Hacker News

mattlondon 2 days ago [ - ]

I think these things are mainly based on cookie/fingerprinting these days - the check-box is just there for show. People like cloudflare and google get to see a big chunk of browsing activity for the entire planet, so they can see if the activity coming from an IP/Browser looks "bot like" or not.

I have never used ChatGPT so no idea how its agent works, but if it is driving your browser directly then it will look like you. If it is coming from some random IP address from a VM in Azure or AWS even then the activity probably does not look "bot like" since it is doing agentic things and so acting quite like a human I expect.

seanhunter 2 days ago [ - ]

Agentic user traffic generally does not drive the user's browser and does not look like normal user traffic.

In our logs we can see agentic user flow, real user flow and AI site scraping bot flow quite distinctly. The site scraping bot flow is presumably to increase their document corpus for continued pretraining or whatever but we absolutely see it. ByteDance is the worst offender by far.

nicewood 2 days ago [ - ]

It might look like you initially, but then some sites might block you out after you had some agent runs. I had something like this after a couple local browser-use sessions. I think simple interactions like natural cursor movements vs. direct DOM selections can make quite a difference for these bot detectors.

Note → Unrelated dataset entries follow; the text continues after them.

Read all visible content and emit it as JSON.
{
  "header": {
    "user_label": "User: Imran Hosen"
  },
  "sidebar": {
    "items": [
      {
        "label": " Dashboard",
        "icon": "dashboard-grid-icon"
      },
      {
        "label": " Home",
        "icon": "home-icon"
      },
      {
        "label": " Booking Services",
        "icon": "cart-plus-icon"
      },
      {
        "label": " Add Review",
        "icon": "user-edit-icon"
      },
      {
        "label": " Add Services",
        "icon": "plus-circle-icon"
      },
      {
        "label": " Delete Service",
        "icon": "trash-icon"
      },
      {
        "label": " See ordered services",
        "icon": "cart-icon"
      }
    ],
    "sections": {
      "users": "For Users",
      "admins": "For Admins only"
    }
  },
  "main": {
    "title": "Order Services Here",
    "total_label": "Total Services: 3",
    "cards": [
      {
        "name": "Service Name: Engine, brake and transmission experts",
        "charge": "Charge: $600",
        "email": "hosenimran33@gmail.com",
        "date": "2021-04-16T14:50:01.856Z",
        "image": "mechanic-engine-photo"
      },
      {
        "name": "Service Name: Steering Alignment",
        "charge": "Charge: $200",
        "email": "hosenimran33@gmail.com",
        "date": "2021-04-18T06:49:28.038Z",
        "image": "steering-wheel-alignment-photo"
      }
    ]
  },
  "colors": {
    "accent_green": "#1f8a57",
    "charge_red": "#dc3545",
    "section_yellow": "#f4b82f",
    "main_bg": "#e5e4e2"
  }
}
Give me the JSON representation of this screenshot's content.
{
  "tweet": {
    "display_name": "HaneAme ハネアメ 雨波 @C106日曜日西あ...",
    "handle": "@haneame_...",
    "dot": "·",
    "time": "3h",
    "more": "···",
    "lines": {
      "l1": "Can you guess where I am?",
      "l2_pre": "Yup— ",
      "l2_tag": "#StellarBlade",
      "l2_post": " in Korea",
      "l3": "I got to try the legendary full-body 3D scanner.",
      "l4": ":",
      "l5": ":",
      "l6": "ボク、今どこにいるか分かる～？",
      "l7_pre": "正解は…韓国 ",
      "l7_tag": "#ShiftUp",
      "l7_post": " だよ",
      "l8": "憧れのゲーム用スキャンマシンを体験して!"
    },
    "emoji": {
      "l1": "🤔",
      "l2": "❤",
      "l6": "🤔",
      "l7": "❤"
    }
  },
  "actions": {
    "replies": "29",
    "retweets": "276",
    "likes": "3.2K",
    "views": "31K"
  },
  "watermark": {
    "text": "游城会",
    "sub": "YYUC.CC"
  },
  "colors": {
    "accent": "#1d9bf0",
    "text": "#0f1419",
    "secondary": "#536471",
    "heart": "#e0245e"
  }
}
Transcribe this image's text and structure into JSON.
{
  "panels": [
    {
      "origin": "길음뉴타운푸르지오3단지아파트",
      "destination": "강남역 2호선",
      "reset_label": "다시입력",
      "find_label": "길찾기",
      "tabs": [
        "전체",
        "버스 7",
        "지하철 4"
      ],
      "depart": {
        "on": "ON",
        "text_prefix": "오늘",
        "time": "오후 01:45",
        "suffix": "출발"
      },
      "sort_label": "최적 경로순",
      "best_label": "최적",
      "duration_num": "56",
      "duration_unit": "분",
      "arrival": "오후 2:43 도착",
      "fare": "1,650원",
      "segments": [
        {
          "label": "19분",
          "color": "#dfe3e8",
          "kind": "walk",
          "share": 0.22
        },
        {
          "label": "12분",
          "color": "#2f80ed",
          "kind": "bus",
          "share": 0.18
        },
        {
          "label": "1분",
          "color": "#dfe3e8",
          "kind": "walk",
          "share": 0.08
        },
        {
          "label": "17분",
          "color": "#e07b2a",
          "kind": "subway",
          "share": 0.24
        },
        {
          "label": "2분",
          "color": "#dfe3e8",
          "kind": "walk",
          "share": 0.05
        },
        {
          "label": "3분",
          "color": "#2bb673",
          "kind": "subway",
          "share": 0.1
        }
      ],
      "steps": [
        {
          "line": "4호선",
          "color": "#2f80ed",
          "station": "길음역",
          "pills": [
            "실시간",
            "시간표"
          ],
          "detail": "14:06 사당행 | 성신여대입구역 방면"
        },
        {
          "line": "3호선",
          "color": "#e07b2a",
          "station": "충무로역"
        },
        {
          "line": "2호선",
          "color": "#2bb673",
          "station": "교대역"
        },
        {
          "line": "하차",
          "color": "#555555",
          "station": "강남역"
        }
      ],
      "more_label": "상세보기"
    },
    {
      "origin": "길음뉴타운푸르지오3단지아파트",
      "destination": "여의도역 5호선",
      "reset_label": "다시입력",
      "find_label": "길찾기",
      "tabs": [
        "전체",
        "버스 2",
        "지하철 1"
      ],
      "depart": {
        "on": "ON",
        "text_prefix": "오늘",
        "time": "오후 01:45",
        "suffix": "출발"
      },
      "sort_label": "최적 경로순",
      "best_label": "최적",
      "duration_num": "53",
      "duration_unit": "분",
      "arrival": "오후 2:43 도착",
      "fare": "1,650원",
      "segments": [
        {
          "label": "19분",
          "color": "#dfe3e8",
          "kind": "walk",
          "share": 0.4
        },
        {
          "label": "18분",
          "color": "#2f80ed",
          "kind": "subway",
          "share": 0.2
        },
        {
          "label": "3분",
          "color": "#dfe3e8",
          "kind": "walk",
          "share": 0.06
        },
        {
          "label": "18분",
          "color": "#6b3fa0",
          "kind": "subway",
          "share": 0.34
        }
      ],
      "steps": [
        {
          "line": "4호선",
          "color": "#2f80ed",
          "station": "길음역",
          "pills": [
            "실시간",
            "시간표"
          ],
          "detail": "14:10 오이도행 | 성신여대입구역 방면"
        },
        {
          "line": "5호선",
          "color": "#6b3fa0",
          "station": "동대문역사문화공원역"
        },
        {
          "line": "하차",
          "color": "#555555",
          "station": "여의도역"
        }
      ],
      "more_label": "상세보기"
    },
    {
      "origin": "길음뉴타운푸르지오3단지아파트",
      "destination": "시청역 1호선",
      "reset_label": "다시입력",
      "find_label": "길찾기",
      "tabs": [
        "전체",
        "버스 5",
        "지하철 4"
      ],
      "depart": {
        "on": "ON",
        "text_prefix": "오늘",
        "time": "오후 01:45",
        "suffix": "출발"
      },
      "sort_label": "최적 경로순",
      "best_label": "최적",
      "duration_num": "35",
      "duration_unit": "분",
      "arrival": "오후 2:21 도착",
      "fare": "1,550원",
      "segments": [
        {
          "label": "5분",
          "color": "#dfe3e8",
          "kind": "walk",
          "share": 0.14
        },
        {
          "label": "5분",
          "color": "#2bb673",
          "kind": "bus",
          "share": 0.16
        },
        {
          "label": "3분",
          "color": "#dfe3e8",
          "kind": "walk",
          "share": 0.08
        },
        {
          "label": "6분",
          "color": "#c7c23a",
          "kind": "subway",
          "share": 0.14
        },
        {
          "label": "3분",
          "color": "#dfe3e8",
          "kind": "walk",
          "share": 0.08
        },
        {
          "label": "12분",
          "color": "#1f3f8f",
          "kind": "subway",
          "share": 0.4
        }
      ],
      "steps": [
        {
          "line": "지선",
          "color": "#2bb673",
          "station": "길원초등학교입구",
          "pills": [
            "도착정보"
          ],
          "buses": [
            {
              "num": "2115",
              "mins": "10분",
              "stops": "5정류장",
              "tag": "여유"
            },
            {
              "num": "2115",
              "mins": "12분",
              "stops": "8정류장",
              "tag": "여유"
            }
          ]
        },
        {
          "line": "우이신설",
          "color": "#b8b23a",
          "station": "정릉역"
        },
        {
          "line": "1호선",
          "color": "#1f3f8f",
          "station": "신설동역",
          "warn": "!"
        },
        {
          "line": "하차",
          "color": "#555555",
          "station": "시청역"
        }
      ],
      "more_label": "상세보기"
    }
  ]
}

mattlondon 2 days ago [ - ]

Very likely. I suspect a key indicator for "bots" is speed of interaction - e.g. if there is "instant" (e.g. every few milliseconds or always 10milliseconds apart etc) clicks and keypresses etc then that looks very unnatural.

I suspect that a LLM would be slower and more irregular as it is processing the page and all that, vs a DOM-selector driven bot that will just machine-gun its way through in milliseconds.

Of course, Cloudflare and Google et al captchas cant see the clicks/keypresses within a given webpage - they'll only get to see the requests.